While the latest crop of reports on the PRISM program are more measured in tone than the sensational initial stories, in the end it’s down to us to decide who to believe. After all, when it comes to intelligence agencies, we’re never going to be given the full picture.

When the Washington Post and the Guardian broke news about PRISM less than two days ago, it seemed like a pivotal moment in the history of the Internet – was the US government now able to monitor any user of popular Internet tools at any time? Was the vision of society in George Orwell’s 1984 suddenly several steps closer to reality?
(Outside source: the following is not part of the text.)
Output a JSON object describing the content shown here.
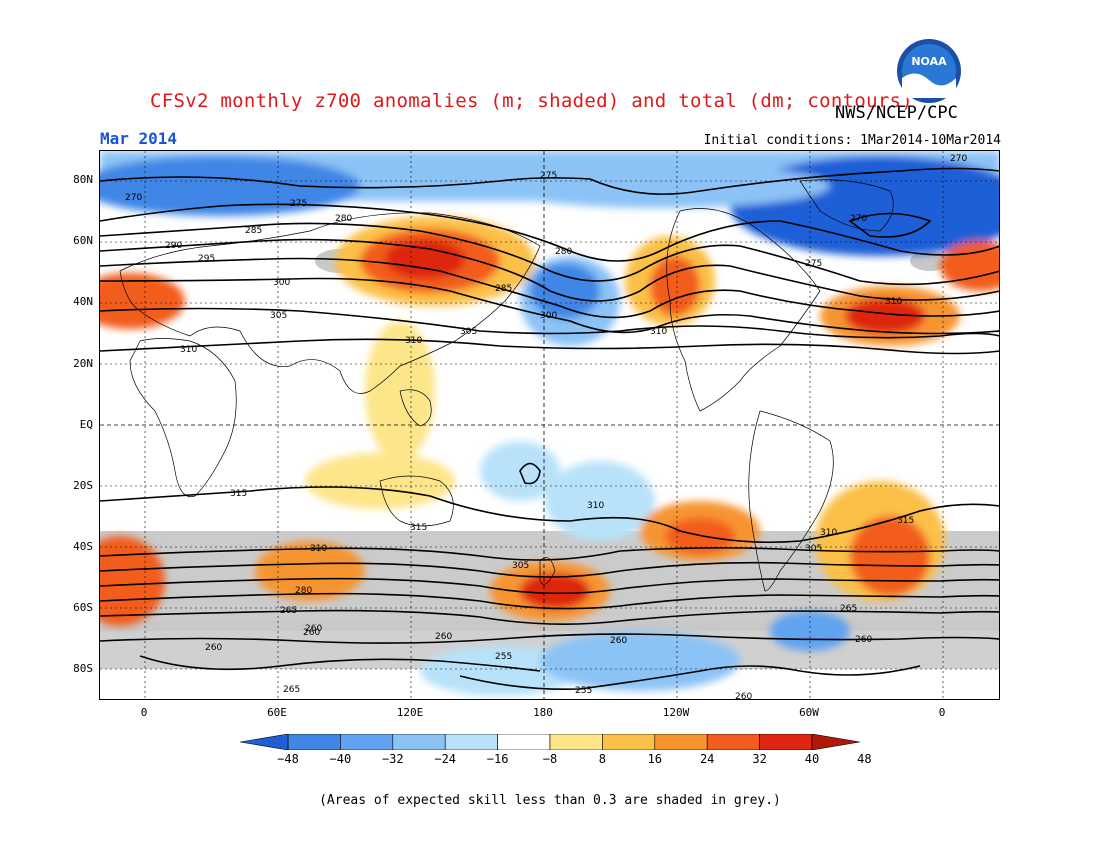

24 hours after the story broke, a new wave of reports began to appear that offer a more measured explanation of how the US intelligence services and big Internet tech companies may be working together.

Not such a big deal?

The New York Times’ report claims that the same companies listed in the PRISM slides published by The Guardian have ‘negotiated’ with the US government over the sharing of information. However, it notes that the companies involved “drew a bright line between giving the government wholesale access to its servers to collect user data and giving them specific data in response to individual court orders.”
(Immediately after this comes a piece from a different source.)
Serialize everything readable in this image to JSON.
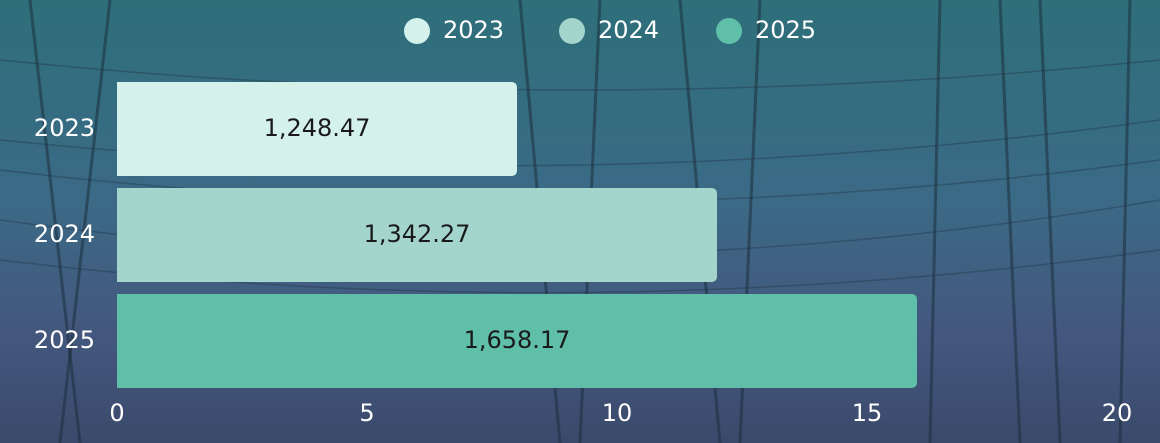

The report claims that Google and Facebook had each set up technology to make it more efficient for requests for information on suspects to be delivered to government agencies. It’s an allegation that Google denies, but even if it’s true, it’s hardly the beginnings of a surveillance state. The report says that information is “shared after company lawyers have reviewed the FISA request according to company practice.”

Meanwhile, CNET quotes a source as saying that PRISM is “not as described in the histrionics in the Washington Post or the Guardian… none of it’s true. It’s a very formalized legal process that companies are obliged to do.” The source adds “you can’t say ‘everyone in Pakistan who searched for ‘X’’… It still has to be particularized.”

So, who to believe?

The problem with any story involving the intelligence services is that it’s impossible to know who to trust: The initial reports of possibly real-time access to information on a wide range of popular Internet services? The New York Times’ claim of Google and Facebook ‘lockers’ for more efficient data sharing? Barack Obama and James R. Clapper‘s official responses ‘from the top’ that Americans should trust them? The technology companies and their stern denials that anything is going on at all?
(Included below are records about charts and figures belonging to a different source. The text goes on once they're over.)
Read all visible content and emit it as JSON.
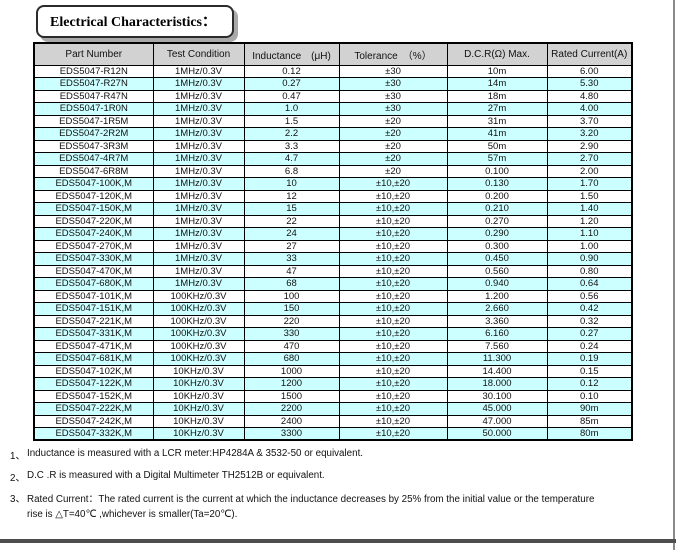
{
  "title": "Electrical Characteristics：",
  "colors": {
    "row_alt": "#ccffff",
    "header_bg": "#d2d2d2",
    "page_rule": "#4d4d4d"
  },
  "table": {
    "col_keys": [
      "part-number",
      "test-condition",
      "inductance",
      "tolerance",
      "dcr-max",
      "rated-current"
    ],
    "headers": [
      "Part Number",
      "Test Condition",
      "Inductance　(μH)",
      "Tolerance　（%）",
      "D.C.R(Ω) Max.",
      "Rated Current(A)"
    ],
    "rows": [
      [
        "EDS5047-R12N",
        "1MHz/0.3V",
        "0.12",
        "±30",
        "10m",
        "6.00"
      ],
      [
        "EDS5047-R27N",
        "1MHz/0.3V",
        "0.27",
        "±30",
        "14m",
        "5.30"
      ],
      [
        "EDS5047-R47N",
        "1MHz/0.3V",
        "0.47",
        "±30",
        "18m",
        "4.80"
      ],
      [
        "EDS5047-1R0N",
        "1MHz/0.3V",
        "1.0",
        "±30",
        "27m",
        "4.00"
      ],
      [
        "EDS5047-1R5M",
        "1MHz/0.3V",
        "1.5",
        "±20",
        "31m",
        "3.70"
      ],
      [
        "EDS5047-2R2M",
        "1MHz/0.3V",
        "2.2",
        "±20",
        "41m",
        "3.20"
      ],
      [
        "EDS5047-3R3M",
        "1MHz/0.3V",
        "3.3",
        "±20",
        "50m",
        "2.90"
      ],
      [
        "EDS5047-4R7M",
        "1MHz/0.3V",
        "4.7",
        "±20",
        "57m",
        "2.70"
      ],
      [
        "EDS5047-6R8M",
        "1MHz/0.3V",
        "6.8",
        "±20",
        "0.100",
        "2.00"
      ],
      [
        "EDS5047-100K,M",
        "1MHz/0.3V",
        "10",
        "±10,±20",
        "0.130",
        "1.70"
      ],
      [
        "EDS5047-120K,M",
        "1MHz/0.3V",
        "12",
        "±10,±20",
        "0.200",
        "1.50"
      ],
      [
        "EDS5047-150K,M",
        "1MHz/0.3V",
        "15",
        "±10,±20",
        "0.210",
        "1.40"
      ],
      [
        "EDS5047-220K,M",
        "1MHz/0.3V",
        "22",
        "±10,±20",
        "0.270",
        "1.20"
      ],
      [
        "EDS5047-240K,M",
        "1MHz/0.3V",
        "24",
        "±10,±20",
        "0.290",
        "1.10"
      ],
      [
        "EDS5047-270K,M",
        "1MHz/0.3V",
        "27",
        "±10,±20",
        "0.300",
        "1.00"
      ],
      [
        "EDS5047-330K,M",
        "1MHz/0.3V",
        "33",
        "±10,±20",
        "0.450",
        "0.90"
      ],
      [
        "EDS5047-470K,M",
        "1MHz/0.3V",
        "47",
        "±10,±20",
        "0.560",
        "0.80"
      ],
      [
        "EDS5047-680K,M",
        "1MHz/0.3V",
        "68",
        "±10,±20",
        "0.940",
        "0.64"
      ],
      [
        "EDS5047-101K,M",
        "100KHz/0.3V",
        "100",
        "±10,±20",
        "1.200",
        "0.56"
      ],
      [
        "EDS5047-151K,M",
        "100KHz/0.3V",
        "150",
        "±10,±20",
        "2.660",
        "0.42"
      ],
      [
        "EDS5047-221K,M",
        "100KHz/0.3V",
        "220",
        "±10,±20",
        "3.360",
        "0.32"
      ],
      [
        "EDS5047-331K,M",
        "100KHz/0.3V",
        "330",
        "±10,±20",
        "6.160",
        "0.27"
      ],
      [
        "EDS5047-471K,M",
        "100KHz/0.3V",
        "470",
        "±10,±20",
        "7.560",
        "0.24"
      ],
      [
        "EDS5047-681K,M",
        "100KHz/0.3V",
        "680",
        "±10,±20",
        "11.300",
        "0.19"
      ],
      [
        "EDS5047-102K,M",
        "10KHz/0.3V",
        "1000",
        "±10,±20",
        "14.400",
        "0.15"
      ],
      [
        "EDS5047-122K,M",
        "10KHz/0.3V",
        "1200",
        "±10,±20",
        "18.000",
        "0.12"
      ],
      [
        "EDS5047-152K,M",
        "10KHz/0.3V",
        "1500",
        "±10,±20",
        "30.100",
        "0.10"
      ],
      [
        "EDS5047-222K,M",
        "10KHz/0.3V",
        "2200",
        "±10,±20",
        "45.000",
        "90m"
      ],
      [
        "EDS5047-242K,M",
        "10KHz/0.3V",
        "2400",
        "±10,±20",
        "47.000",
        "85m"
      ],
      [
        "EDS5047-332K,M",
        "10KHz/0.3V",
        "3300",
        "±10,±20",
        "50.000",
        "80m"
      ]
    ]
  },
  "notes": [
    {
      "num": "1、",
      "lines": [
        "Inductance is measured with a LCR meter:HP4284A & 3532-50 or equivalent."
      ]
    },
    {
      "num": "2、",
      "lines": [
        "D.C .R is measured with a Digital Multimeter TH2512B or equivalent."
      ]
    },
    {
      "num": "3、",
      "lines": [
        "Rated Current：The rated current is the current at which the inductance decreases by 25% from the initial value or the temperature",
        "rise is △T=40℃ ,whichever is smaller(Ta=20℃)."
      ]
    }
  ]
}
Given that intelligence agencies specialise in misdirection, any of the news outlets breaking PRISM-related stories could have been fed lies by supposedly reliable sources. Any number of seemingly reliable sources can come forward with their own explanation of what’s going on. In the end though, this is a classified topic that the definitive truth likely won’t be made public about for decades.

This is my truth, tell me yours

Unless PRISM and all related programs are suddenly declassified to clear up this mess once and for all (let’s face it – that’s highly, highly unlikely), we’ll each have to believe what we want to believe – some will prefer to align themselves with the most rational, measured explanation while others will embrace the story that paints the government and big corporations as being in cahoots against the public.

In fact, the only definite thing we know for sure about PRISM is that it’s highlighted brighter than ever that any presumption of complete privacy online is a naive notion, and even if none of the most scary elements of the story are really true, it’s better to assume that one day, in some way, they may be – at least then you’ll be prepared.